Swap and Signifyd partner to empower brands with global commerce. Swap, an ecommerce tool that consolidates global operations, has announced a strategic partnership with Signifyd, a provider of fraud and abuse prevention. According to the companies, merchants can scale internationally by streamlining cross-border logistics and compliance through Swap and mitigating fraud risk through Signifyd. Signifyd’s AI-powered fraud detection protects checkout conversion by approving more legitimate transactions while blocking fraudulent ones.

Home page of Signifyd

Signifyd

Locafy introduces Localizer to boost local search visibility. Locafy, a provider of location-based digital marketing capabilities, has launched Localizer to help businesses improve their online visibility and rank higher in local search results. According to Locafy, Localizer distributes across more than 120 platforms, deploys optimized landing pages, optimizes Google Business Profiles, applies search optimization technology to boost local pack rankings, and produces content to target key search intent categories.

Wyrld lands €1 million for social commerce with content creators and influencers. Hamburg-based startup Wyrld has secured €1.0 million ($1.04 million) in pre-seed funding to launch a social commerce platform and blend traditional ecommerce with the creator economy. Wyrld says it offers content creators and brands a direct way to market and sell products while it handles logistics and customer support.

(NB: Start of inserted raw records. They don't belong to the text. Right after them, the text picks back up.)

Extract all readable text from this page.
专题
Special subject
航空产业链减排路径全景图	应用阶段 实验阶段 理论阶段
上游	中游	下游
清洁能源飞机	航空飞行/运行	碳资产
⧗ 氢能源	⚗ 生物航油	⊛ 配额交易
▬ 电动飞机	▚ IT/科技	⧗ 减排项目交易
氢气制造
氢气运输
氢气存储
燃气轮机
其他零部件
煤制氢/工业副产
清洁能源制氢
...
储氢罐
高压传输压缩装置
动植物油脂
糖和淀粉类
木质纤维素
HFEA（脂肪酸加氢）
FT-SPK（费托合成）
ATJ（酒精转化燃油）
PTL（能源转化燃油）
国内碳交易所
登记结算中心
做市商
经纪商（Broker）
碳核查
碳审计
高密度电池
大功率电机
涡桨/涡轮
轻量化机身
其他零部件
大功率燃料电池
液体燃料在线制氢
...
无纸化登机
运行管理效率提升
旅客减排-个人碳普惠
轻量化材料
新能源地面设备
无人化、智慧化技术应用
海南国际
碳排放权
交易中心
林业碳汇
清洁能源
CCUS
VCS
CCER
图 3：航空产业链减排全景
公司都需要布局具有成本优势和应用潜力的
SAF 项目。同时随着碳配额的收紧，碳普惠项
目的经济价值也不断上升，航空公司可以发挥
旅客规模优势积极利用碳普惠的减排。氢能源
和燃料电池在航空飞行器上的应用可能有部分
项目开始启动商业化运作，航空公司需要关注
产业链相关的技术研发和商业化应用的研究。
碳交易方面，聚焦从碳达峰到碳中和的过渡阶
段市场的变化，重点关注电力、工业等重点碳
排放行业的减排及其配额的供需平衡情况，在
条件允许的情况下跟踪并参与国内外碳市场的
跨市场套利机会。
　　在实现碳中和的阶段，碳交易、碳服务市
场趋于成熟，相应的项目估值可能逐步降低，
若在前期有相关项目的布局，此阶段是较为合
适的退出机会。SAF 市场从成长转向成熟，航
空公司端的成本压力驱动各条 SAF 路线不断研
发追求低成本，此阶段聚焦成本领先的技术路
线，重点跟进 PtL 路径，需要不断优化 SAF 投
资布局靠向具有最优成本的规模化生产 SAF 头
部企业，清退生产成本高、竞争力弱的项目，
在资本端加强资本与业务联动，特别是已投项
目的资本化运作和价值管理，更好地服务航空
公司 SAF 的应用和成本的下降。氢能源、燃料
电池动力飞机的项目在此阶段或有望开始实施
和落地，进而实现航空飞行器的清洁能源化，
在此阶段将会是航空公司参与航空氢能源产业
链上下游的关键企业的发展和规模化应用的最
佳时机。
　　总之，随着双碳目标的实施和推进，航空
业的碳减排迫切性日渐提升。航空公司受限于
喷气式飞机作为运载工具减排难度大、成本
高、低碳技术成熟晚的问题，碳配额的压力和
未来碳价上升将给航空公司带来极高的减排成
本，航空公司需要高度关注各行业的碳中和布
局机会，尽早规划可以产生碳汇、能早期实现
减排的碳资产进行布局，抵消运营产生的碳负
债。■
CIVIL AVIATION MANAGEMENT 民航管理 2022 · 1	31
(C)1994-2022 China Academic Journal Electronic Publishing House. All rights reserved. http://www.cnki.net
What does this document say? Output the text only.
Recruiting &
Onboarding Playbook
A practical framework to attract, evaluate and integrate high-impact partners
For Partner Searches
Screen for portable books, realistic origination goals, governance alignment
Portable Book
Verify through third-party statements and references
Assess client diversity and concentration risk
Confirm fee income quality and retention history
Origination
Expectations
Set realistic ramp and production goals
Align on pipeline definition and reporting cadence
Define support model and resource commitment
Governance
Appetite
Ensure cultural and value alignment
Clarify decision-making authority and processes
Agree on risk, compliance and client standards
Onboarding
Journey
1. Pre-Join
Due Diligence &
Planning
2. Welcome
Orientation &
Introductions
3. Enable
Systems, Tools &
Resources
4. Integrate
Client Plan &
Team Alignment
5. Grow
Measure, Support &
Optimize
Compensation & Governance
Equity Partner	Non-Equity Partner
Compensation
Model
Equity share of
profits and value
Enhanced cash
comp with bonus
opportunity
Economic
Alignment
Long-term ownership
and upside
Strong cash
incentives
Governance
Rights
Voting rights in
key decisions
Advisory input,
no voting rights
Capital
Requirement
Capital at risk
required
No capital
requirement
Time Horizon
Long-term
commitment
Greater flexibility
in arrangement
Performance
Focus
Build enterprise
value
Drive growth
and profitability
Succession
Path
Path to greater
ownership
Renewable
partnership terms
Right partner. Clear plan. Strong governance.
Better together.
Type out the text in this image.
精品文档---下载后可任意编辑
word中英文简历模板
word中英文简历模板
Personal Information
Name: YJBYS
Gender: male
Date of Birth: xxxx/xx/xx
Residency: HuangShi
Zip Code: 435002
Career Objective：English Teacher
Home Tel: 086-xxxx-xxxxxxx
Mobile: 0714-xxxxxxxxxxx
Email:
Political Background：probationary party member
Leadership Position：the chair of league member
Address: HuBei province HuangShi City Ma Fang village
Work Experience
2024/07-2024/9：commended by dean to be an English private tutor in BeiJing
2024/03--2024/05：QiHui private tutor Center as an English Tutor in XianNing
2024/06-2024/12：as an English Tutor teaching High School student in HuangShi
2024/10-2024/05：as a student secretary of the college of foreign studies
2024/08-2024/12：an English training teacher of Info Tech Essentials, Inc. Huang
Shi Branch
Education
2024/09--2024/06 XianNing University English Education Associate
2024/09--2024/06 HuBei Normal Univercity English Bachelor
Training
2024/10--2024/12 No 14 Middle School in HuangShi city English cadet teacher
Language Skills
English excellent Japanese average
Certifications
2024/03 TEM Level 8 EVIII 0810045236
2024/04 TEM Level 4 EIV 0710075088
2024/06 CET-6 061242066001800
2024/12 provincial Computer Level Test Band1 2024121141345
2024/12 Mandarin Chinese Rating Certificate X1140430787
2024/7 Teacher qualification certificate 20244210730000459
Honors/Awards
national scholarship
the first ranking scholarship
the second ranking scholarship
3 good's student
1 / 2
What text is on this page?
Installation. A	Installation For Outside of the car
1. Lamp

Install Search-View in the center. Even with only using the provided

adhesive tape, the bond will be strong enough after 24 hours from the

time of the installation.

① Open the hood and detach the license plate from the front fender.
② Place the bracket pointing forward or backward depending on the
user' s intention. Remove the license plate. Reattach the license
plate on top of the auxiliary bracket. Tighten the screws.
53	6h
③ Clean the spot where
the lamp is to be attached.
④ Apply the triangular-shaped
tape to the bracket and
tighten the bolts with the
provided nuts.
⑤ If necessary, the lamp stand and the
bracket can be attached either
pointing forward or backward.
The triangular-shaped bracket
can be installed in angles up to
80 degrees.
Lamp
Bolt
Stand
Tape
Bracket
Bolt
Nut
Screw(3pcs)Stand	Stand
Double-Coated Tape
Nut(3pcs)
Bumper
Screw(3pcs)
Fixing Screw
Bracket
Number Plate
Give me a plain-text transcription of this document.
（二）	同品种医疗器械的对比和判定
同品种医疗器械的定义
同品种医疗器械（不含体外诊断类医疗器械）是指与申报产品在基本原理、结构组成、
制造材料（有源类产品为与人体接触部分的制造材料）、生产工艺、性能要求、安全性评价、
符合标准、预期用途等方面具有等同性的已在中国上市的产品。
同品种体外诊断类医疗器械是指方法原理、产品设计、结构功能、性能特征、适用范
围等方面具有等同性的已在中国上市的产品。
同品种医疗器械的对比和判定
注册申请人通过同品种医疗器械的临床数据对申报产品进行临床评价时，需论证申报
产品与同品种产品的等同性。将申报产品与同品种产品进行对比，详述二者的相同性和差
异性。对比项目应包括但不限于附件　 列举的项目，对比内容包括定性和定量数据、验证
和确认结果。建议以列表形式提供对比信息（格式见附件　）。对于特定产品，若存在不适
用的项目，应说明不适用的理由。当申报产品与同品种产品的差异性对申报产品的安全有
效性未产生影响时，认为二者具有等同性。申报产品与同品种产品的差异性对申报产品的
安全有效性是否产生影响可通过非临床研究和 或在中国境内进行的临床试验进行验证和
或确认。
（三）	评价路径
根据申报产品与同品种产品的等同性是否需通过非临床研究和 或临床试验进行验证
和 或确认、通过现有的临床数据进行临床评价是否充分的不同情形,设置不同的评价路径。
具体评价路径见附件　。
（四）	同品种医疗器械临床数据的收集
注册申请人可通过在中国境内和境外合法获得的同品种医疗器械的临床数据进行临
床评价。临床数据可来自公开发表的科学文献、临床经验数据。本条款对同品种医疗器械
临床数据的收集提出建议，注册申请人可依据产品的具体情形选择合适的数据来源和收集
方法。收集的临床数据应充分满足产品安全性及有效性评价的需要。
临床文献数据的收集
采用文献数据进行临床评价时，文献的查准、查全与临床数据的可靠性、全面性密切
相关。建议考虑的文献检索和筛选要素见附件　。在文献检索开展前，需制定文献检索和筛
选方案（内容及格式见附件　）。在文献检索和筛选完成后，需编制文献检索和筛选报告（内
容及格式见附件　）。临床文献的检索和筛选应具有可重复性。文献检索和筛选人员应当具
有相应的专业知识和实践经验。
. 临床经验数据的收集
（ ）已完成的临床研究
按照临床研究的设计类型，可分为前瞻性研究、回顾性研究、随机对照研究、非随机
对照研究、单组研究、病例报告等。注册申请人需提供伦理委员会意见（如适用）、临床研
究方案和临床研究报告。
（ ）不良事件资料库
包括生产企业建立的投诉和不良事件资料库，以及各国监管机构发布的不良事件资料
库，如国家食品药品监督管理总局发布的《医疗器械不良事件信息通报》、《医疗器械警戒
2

Set to launch this year, Wyrld is being tested by influencers and select brands.

Gupshup launches AI Agents for businesses. Gupshup, a conversational AI platform, has launched its AI Agent Library, a suite of pre-built and customizable AI agents. Gupshup says its AI agents can handle inbound queries and outbound notifications, reminders, and alerts. The agents leverage large-language models to engage in natural language conversations with the user. The agents integrate with relevant backend tools, such as catalogs, CRMs, ticketing systems, and calendars.